Capítulo 39. A Oitava Duquesa
Por favor, mantenha a calma, o fim chegou;
Não podemos salvar você agora, querida;
É o momento que todos estavam esperando;
Não chame isso de aviso, isso é uma guerra;
Parasite Eve - Bring Me the Horizon
Aiden e Pietro ficaram do lado de fora quando entrei — E fui empurrada — pela porta sem entender muita coisa.
"Ela te achou... interessante."
Aquele cômodo era grande demais para um quarto, branco demais, exceto os ladrilhos pretos e brancos do chão que se dispunham ali alinhados como um tabuleiro de xadrez.
Pisquei os olhos por causa da claridade exacerbada, engolindo em seco quando notei a presença da pessoa de véu sentada em uma cadeira em frente à mesa preta de mármore exatamente no meio do lugar. Ela se servia de chá em um bule branco de bolinhas pretas.

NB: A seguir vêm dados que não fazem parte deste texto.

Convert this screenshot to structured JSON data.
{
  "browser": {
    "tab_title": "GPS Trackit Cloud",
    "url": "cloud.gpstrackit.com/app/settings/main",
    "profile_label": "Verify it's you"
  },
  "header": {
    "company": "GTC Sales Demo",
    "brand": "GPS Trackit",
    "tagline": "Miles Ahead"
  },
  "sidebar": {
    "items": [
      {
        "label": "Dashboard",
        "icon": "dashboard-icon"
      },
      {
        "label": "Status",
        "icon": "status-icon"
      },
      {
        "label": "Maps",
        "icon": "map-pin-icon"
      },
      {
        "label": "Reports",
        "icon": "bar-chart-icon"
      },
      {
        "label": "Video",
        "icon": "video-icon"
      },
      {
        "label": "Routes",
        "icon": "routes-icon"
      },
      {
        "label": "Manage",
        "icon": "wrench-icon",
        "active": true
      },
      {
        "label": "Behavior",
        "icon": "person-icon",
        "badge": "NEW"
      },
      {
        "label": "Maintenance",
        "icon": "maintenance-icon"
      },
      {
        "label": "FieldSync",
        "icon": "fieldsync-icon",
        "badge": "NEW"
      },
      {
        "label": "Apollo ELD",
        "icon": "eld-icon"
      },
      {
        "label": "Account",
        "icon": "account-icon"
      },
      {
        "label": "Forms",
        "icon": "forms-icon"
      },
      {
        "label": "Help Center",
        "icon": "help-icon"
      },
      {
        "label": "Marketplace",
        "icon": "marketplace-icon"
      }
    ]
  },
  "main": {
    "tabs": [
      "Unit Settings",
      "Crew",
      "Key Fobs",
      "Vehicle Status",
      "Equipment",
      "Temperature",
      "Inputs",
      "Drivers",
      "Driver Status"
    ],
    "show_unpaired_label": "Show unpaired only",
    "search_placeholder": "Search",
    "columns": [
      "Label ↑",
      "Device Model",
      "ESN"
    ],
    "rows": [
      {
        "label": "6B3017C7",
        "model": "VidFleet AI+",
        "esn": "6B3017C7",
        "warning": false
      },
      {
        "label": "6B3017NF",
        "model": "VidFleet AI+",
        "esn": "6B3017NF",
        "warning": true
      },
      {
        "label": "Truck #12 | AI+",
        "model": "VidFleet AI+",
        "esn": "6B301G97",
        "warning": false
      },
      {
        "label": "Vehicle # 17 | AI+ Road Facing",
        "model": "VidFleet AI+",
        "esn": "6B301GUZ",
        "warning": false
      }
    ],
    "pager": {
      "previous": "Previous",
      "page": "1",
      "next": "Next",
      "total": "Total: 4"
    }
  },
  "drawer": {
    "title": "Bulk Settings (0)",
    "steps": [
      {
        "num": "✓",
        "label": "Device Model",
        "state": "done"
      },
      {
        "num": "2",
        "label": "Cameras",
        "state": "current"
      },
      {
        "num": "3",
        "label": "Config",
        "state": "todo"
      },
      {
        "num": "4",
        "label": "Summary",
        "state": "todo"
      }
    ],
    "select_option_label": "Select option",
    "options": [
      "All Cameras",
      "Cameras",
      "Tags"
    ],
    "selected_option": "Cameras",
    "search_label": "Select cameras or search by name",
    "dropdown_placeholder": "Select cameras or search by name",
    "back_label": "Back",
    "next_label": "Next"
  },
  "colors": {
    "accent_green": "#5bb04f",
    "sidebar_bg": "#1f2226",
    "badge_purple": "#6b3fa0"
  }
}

— Venha, coisinha insossa, sente-se comigo. — Murmurou numa voz entediada e feminina, talvez até infantil. — Não quer beber chá? Fique tranquila menina, não há nada da substância que meus afilhados bebem, é apenas chá. Chá e açúcar, ou leite se você preferir.

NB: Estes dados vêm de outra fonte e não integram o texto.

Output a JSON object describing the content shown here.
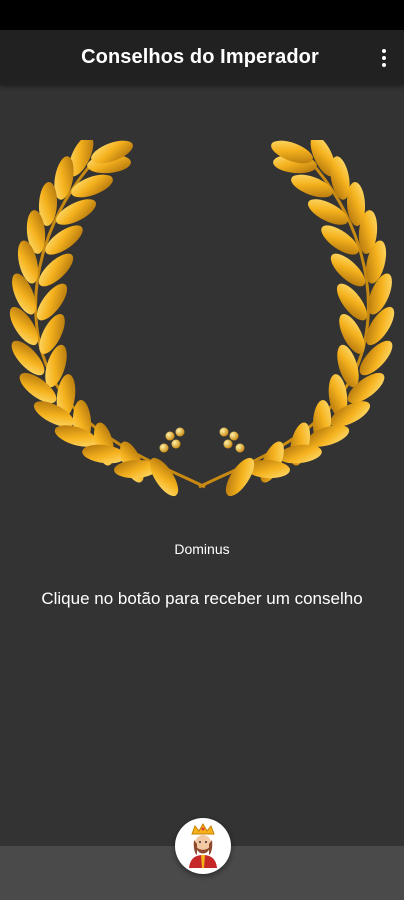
{
  "app_bar": {
    "title": "Conselhos do Imperador",
    "menu_icon": "more-vert-icon"
  },
  "main": {
    "decoration_icon": "laurel-wreath-icon",
    "author": "Dominus",
    "advice": "Clique no botão para receber um conselho"
  },
  "fab": {
    "icon": "emperor-avatar-icon"
  },
  "colors": {
    "background": "#333333",
    "app_bar": "#212121",
    "bottom_bar": "#4a4a4a",
    "gold_light": "#ffd34d",
    "gold_dark": "#a86c0a"
  }
}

Juntei as sobrancelhas enquanto observava a pessoa baixinha com um chapéu de abas muito longas repletos de cristais transparentes, e na borda delas, escorria o véu branquíssimo em duas camadas.

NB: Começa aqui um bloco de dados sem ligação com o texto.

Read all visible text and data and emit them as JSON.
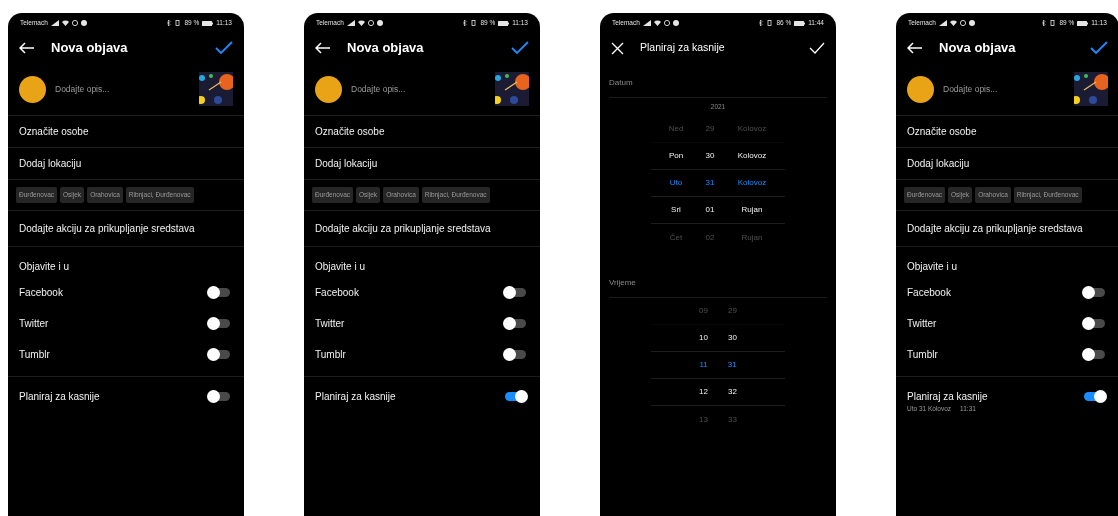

— Você escuta mal? Achei que só tinha problemas com seu pulmão e estômago. Será que Aiden omitiu sua surdez? — Falou. A mão pequenina pegando a orelha da xícara.
Caminhei com cautela até a mesinha redonda, puxei a cadeira preta estofada de veludo e me sentei em sua frente. A poltrona dela era mais alta do que a minha.
Por algum motivo, eu estava sentindo um enorme peso no peito.
— Não sou surda. — Murmurei desconfortável. — Meu nome é Amélia.
Mesmo que eu não pudesse ver seu rosto, mordi os lábios observando seus movimentos lentos e quietos. As mãos enluvadas de preto se distinguiam de toda a roupa clara, do véu que lhe cobria da cabeça aos joelhos.
Aquela pessoa me inspirava temor apenas pela sua presença.
— Ah, você fala. Isso é bom. — Disse com certa alegria. — Eu sei o seu nome, sei tudo sobre você, aprendi ontem. Bem, contudo talvez você não me conheça. Eu sou a Oitava.
Formei uma ruga entre as sobrancelhas enquanto um vidrado com cabelos pretos dispostos em tranças, entrava e depositava biscoitos em forma de corações sobre a mesa. Virou o bico do bule de chá dentro de minha xícara e depois de encher, começou a adicionar os quadradinhos de açúcar lá dentro, afundando aos poucos.
— Existem oito Imaculadas Brancas, eu sou a Oitava, então este é o meu nome. — Ela pareceu rir da minha confusão mental. — Imagine que há uma monarquia, dentro dela somos as Duquesas, duquesas e sacerdotisas. Somos parte do grande Conselho.
Observei a xícara de chá de gengibre, o Vidrado continuou colocando açúcar até que Oitava lhe fizesse um gesto irritado para que parasse. Ele se curvou, deixou o pote de açúcar na mesa e tomou seu lugar na parede, observando o ambiente com os olhos arregalados foscos e o sorriso robótico..
Observei a montanha de açúcar se molhar e desmanchar no fundo da xícara.
— Oitava tem a audição incrivelmente aguçada, Ofélia. — Disse ela. — Seu coração está batendo como louco, o que teme?
— Não temo nada. — Não corrigi meu nome, as palavras eram escassas na minha garganta.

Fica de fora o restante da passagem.